Systems biology aims to provide a clearer picture of how diseases work-and how to prevent them.
December 1, 2003

Laboratories at the Institute for Systems Biology sport magnificent views across the sailboat-cluttered waters of Lake Union, with the hilly downtown of Seattle as a backdrop. On this unusually sunny and warm June day, graced by an endless turquoise sky, the large windows provide an entrancing, even romantic, view. And it well suits the young institute, which has built itself around one of the grandest of biological visions.

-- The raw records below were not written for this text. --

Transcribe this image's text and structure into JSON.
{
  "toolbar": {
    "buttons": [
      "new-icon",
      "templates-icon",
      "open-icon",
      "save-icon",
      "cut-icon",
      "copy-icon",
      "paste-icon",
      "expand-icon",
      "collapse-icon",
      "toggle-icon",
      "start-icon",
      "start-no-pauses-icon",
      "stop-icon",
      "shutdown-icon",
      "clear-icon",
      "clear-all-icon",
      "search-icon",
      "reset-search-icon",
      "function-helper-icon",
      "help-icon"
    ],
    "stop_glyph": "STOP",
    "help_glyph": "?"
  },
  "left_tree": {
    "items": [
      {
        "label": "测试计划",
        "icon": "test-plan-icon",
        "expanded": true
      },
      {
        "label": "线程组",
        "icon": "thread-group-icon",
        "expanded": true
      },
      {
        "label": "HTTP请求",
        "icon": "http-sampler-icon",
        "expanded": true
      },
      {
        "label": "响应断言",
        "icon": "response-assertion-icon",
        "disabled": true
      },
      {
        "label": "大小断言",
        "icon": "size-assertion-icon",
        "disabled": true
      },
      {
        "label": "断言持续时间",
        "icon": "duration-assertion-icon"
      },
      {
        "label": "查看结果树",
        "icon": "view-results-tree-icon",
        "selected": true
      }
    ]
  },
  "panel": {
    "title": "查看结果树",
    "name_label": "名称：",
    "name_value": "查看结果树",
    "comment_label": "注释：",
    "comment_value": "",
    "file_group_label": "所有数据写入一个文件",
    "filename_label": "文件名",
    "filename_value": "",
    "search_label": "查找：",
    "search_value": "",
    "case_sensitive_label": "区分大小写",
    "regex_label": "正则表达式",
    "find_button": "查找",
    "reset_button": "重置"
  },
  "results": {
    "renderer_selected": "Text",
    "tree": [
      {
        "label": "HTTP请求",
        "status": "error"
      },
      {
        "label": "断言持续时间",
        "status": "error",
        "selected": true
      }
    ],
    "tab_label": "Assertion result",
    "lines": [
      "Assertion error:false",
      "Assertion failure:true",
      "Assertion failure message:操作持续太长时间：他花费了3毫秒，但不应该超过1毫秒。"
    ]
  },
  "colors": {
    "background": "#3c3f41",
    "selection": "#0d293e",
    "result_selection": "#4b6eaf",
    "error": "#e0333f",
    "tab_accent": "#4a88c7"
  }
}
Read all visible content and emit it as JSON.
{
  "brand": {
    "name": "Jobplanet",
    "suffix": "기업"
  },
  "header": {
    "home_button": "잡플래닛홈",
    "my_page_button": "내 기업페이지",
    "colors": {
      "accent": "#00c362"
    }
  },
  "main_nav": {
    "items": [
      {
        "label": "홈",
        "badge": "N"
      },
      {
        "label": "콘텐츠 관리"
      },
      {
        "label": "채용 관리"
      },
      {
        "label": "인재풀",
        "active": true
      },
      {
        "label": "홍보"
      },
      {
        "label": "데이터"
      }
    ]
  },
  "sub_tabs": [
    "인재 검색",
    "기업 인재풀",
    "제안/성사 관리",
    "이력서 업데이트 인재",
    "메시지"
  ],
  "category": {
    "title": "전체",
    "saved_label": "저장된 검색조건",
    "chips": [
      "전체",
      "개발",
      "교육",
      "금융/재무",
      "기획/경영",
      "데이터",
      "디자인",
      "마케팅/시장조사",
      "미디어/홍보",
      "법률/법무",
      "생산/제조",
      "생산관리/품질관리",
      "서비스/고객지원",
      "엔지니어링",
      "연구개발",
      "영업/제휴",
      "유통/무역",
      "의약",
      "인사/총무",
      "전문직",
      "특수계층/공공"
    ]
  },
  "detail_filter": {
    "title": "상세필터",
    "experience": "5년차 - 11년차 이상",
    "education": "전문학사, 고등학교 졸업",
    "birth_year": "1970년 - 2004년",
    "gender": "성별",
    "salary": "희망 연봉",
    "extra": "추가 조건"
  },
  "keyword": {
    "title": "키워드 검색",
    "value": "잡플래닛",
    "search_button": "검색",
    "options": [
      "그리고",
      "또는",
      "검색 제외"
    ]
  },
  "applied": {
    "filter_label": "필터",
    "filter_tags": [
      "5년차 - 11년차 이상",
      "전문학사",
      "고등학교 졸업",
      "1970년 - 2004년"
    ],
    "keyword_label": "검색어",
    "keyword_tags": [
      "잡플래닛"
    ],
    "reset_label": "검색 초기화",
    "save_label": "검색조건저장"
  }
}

Systems biology, one of the hottest fields to spring from the Human Genome Project, defies a simple description. It promises nothing less than to reshape the way that scientists think about how the human body works, providing clues to unraveling the complexities of illness and ultimately leading to new medicines to prevent and treat disease. But even the Institute for Systems Biology’s Web site prominently raises the question “What is systems biology?”, then offers an answer that fills six full screens of a computer monitor.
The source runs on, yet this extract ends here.